The full code is here.

import cv2
import numpy as np

# Capture the webcam
cap = cv2.VideoCapture(0)
cap.set(cv2.CAP_PROP_FRAME_WIDTH, 640)
cap.set(cv2.CAP_PROP_FRAME_HEIGHT, 480)

# To capture the background - take a few iterations to stabilize view
while True:
    # Get the next frame
    _, bg_frame = cap.read()
    bg_frame = cv2.flip(bg_frame, 1)

    # Update the frame in the window
    cv2.imshow("Webcam", bg_frame)

    # Check if q is pressed, terminate if so
    if cv2.waitKey(1) and 0xFF == ord('q'):
        break

# Processing of frames are done in gray
bg_gray = cv2.cvtColor(bg_frame, cv2.COLOR_BGR2GRAY)
# We blur it to minimize reaction to small details
bg_gray = cv2.GaussianBlur(bg_gray, (5, 5), 0)


# Read the logo to use later
class Object:
    def __init__(self, size=50):
        self.logo_org = cv2.imread('logo.png')
        self.size = size
        self.logo = cv2.resize(self.logo_org, (size, size))
        img2gray = cv2.cvtColor(self.logo, cv2.COLOR_BGR2GRAY)
        _, logo_mask = cv2.threshold(img2gray, 1, 255, cv2.THRESH_BINARY)
        self.logo_mask = logo_mask
        self.speed = 15
        self.x = 100
        self.y = 0
        self.score = 0

    def insert_object(self, frame):
        roi = frame[self.y:self.y + self.size, self.x:self.x + self.size]
        roi[np.where(self.logo_mask)] = 0
        roi += self.logo

    def update_position(self, tresh):
        height, width = tresh.shape
        self.y += self.speed
        if self.y + self.size > height:
            self.y = 0
            self.x = np.random.randint(0, width - self.size - 1)
            self.score += 1

        # Check for collision
        roi = tresh[self.y:self.y + self.size, self.x:self.x + self.size]
        check = np.any(roi[np.where(self.logo_mask)])
        if check:
            self.score -= 1
            self.y = 0
            self.x = np.random.randint(0, width - self.size - 1)
            # self.speed += 1
        return check


# Let's create the object that will fall from the sky
obj = Object()

# This is where the game loop starts
while True:
    # Get the next frame
    _, frame = cap.read()
    frame = cv2.flip(frame, 1)

    # Processing of frames are done in gray
    gray = cv2.cvtColor(frame, cv2.COLOR_BGR2GRAY)
    # We blur it to minimize reaction to small details
    gray = cv2.GaussianBlur(gray, (5, 5), 0)

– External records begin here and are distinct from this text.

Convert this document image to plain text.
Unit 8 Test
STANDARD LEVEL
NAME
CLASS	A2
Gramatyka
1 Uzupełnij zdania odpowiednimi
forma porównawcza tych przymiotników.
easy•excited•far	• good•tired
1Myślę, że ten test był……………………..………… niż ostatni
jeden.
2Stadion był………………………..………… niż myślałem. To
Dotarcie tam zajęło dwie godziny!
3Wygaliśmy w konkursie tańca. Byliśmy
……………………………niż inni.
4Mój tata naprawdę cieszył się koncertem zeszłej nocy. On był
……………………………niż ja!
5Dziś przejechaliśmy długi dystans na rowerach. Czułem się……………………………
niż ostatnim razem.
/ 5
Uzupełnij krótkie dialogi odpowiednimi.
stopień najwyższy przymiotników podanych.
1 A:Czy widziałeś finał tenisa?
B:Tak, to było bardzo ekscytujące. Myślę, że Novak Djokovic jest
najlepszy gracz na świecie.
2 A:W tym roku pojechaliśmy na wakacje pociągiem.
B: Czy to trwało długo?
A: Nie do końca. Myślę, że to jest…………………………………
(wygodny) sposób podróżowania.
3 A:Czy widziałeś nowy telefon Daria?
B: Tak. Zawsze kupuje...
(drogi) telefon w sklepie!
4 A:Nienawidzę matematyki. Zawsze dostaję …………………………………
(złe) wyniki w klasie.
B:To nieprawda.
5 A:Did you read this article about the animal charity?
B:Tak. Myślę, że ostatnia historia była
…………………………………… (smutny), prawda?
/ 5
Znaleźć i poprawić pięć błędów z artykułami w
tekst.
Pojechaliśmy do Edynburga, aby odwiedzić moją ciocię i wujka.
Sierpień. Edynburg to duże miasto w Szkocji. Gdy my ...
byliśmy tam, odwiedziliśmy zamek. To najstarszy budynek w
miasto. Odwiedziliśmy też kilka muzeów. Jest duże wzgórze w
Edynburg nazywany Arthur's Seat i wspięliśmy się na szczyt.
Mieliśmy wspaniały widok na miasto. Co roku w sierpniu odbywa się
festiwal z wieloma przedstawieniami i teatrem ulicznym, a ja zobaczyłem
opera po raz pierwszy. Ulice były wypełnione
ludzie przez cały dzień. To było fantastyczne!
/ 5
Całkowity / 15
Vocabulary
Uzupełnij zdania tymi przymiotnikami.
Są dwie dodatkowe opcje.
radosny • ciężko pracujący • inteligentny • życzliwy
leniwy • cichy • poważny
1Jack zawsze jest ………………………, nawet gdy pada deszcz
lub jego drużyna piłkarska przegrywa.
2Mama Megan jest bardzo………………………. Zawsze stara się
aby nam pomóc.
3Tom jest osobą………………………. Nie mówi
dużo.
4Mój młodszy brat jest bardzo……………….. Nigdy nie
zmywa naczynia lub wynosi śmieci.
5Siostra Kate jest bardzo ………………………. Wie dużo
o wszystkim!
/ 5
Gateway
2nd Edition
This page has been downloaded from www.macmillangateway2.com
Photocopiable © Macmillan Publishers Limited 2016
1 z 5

    # Get the difference from last_frame
    delta_frame = cv2.absdiff(bg_gray, gray)
    # Have some threshold on what is enough movement
    thresh = cv2.threshold(delta_frame, 100, 255, cv2.THRESH_BINARY)[1]
    # This dilates with two iterations
    thresh = cv2.dilate(thresh, None, iterations=2)
    # cv2.imshow("track", thresh)

    hit = obj.update_position(thresh)
    obj.insert_object(frame)

    # To make the screen white when you get hit
    if hit:
        frame[:, :, :] = 255

    text = f"Score: {obj.score}"
    cv2.putText(frame, text, (10, 20), cv2.FONT_HERSHEY_PLAIN, 2, (0, 255, 0), 2)
    # Update the frame in the window
    cv2.imshow("Webcam", frame)

    # Check if q is pressed, terminate if so
    if cv2.waitKey(1) == ord('q'):
        break

# Release the webcam and destroy windows
cap.release()
cv2.destroyAllWindows()

But does it work?

Trying the game

No I am not too old for that stuff. Or, maybe I was just having one of those days.

It works, but of course it could be improved in many ways.